With the European countries being close together, international train travel around the continent is both popular and easy. As appealing as seeing multiple countries while abroad is, it is also important to explore the one you’re staying in. Here are five weekend getaways anyone staying in Madrid can easily take.
Only a quick train (33 minutes) ride from Madrid, Toledo is an easy option for exploring. Once in the medieval walls of the Imperial City, it is easy to become immersed in the vibrant cultures within.
In 1986 UNESCO declared the city a World Heritage Site because of the significant cultural and historical heritage. Christian, Muslim and Jewish cultures coexisted in this city until 1492.
Visitors can follow the winding cobblestone streets to find hidden gems in the city or visit sites such as the Toledo Cathedral, Santa Cruz museum, the Alcázar fort or the Mosque of Cristo de la Luz. Each of these sites reveal different aspects of the diverse city and visitors should have no problem finding things to do within the ancient walls.
Keep moving south for an hour and a half and you’ll hit Córdoba. Home of the Mezquita, a Roman temple and the Córdoba synagogue, the city is filled with life, culture and exploration. Go on a bike tour, explore the Jewish quarter, see the many flower-filled patios and take a tour of the Madinat Al-Zahra archaeological site. For a relaxed trip help you escape from the hustle-and-bustle of Madrid, Cordoba is waiting.
See flamenco dancers perform, the Sevilla Cathedral, the Torre Giralda or go for a walk in Maria Luisa Park. A large city with a population of 696,676 in 2014, according to the National Statistics Institute, Seville has options for everyone including nightlife, cuisine, cultural and historical exhibits—including Christopher Columbus’ tomb. With the train ride from Madrid being under three hours, Seville is a vacation suitable for a long weekend or for the fast-pace traveler.
Known for arts and science, Valencia is a quaint city in southeastern Spain. With the train ride being under two hours, it is a quick way to escape the landlocked city of Madrid.
See the City of Arts and Sciences (home to Europe’s biggest aquarium), lay on the beach all day or even visit for the Great Valencia Fair 2016 this month. The paella is mouth-watering and the “agua de Valencia” cocktail special to the city (champagne, orange juice, vodka and gin) is a delicious change. The city can be explored by car, tram, metro, bike or on foot.
Taking a stroll through the Barri del Carme neighborhood will put you in old Valencia, visit the Cathedral, the the Valencian History Museum or even the La Lonja de la Seda UNESCO landmark—the site of the ancient silk trade.
Hop on a train, head Northeast, and in under three hours you’ll be in Barcelona. The metropolis is filled with art, architecture, food and culture. It’s gothic roots blend with the whimsical architecture of Antoni Gaudí to produce a truly unique city.

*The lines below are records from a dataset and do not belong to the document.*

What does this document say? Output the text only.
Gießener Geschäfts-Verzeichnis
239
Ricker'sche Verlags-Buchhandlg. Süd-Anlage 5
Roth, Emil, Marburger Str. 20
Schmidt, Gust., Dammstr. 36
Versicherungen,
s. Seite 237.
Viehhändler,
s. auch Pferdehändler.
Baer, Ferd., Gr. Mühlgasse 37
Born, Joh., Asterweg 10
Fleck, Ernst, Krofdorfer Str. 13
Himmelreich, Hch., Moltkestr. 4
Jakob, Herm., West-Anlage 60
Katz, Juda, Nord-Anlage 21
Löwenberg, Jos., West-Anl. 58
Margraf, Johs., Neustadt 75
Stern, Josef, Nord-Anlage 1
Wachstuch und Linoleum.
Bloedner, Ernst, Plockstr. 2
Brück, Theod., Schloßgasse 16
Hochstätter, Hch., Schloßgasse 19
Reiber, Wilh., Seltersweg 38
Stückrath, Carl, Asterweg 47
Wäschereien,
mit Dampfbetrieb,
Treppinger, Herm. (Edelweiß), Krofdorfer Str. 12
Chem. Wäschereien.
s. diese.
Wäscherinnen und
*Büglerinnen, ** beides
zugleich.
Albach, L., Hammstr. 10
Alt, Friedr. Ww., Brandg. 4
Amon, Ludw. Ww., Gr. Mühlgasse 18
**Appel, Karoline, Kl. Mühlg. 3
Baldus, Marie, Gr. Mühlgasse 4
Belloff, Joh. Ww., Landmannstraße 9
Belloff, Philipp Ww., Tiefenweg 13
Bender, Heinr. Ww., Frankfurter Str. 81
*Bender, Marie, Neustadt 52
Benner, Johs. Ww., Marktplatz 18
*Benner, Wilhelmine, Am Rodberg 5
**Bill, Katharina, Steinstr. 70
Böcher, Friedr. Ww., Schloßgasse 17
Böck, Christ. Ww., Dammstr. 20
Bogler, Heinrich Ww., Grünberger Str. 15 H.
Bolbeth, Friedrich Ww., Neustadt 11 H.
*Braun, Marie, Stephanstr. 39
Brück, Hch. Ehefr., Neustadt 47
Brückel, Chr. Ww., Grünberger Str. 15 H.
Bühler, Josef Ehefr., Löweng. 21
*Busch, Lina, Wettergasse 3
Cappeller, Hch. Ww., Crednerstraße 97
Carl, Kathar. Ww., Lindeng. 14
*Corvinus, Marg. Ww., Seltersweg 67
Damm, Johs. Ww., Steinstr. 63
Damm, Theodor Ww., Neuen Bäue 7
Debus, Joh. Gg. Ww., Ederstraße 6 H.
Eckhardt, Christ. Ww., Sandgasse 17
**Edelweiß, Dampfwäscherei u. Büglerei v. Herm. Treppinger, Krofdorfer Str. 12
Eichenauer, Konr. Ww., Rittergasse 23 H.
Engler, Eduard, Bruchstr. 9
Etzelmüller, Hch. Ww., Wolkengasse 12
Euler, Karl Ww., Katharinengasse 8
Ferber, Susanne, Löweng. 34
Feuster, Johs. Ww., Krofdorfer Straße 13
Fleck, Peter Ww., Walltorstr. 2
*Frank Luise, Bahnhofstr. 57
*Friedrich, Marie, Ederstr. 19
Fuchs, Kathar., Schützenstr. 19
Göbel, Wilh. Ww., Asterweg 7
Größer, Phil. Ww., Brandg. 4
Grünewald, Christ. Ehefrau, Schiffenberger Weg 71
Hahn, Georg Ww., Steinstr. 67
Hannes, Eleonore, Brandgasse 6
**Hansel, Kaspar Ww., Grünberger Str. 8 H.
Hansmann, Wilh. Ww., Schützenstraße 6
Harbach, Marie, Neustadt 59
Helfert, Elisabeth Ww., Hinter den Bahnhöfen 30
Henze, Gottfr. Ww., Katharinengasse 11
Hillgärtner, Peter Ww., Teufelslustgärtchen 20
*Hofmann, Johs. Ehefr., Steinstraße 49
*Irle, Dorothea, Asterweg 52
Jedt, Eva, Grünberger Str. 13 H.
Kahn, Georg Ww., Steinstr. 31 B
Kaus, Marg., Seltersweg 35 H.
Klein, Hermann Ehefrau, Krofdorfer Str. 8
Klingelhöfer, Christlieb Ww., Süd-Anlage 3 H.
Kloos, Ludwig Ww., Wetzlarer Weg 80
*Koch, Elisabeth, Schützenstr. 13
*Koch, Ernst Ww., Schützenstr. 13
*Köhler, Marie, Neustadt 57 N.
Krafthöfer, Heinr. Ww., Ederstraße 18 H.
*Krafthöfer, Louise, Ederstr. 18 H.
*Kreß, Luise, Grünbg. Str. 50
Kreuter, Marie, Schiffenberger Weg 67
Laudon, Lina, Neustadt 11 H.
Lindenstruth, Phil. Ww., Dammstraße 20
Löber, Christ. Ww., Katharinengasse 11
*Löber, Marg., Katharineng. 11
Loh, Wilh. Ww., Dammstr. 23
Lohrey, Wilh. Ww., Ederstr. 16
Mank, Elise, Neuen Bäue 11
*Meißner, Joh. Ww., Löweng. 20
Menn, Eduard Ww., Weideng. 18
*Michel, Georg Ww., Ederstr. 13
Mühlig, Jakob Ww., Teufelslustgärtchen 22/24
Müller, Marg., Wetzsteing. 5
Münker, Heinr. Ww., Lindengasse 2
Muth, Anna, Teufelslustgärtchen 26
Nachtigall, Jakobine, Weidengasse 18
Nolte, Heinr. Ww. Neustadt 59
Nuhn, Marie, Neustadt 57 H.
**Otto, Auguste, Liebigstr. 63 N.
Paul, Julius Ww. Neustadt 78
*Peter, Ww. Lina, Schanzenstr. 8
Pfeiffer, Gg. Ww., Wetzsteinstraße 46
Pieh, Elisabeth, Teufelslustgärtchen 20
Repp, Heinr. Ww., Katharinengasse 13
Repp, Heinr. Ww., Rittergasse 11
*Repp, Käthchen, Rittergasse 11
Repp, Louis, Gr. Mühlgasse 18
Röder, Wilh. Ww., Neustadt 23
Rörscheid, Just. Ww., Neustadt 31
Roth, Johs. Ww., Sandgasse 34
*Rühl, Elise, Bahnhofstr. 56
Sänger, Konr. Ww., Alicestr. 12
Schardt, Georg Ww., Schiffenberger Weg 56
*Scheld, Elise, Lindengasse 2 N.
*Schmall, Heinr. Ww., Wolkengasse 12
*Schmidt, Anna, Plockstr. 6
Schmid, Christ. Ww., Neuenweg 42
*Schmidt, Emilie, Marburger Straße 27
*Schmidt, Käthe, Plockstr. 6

Explore the streets of Las Ramblas, pop into tiny tapas bars for a beer and jamón serrano, or see Gaudí’s designs including Sagrada Família, Casa Batlló apartments, Casa Milá and Park Güell. Visit the Picasso Museum, explore the flea markets, search the fisherman’s district by the port for delicious seafood (the best cod can be found in a closet-size bar there), climb Montjuïc and then end your day with a pub crawl through Barcelona’s nightclubs or drinking sangría under the street lights.
The laid-back city is perfect for anyone looking for a good time and some sun.
The spanish train company Renfe sells tickets both at train stations and online. Ticket prices vary based on dates, train speeds and ticket class.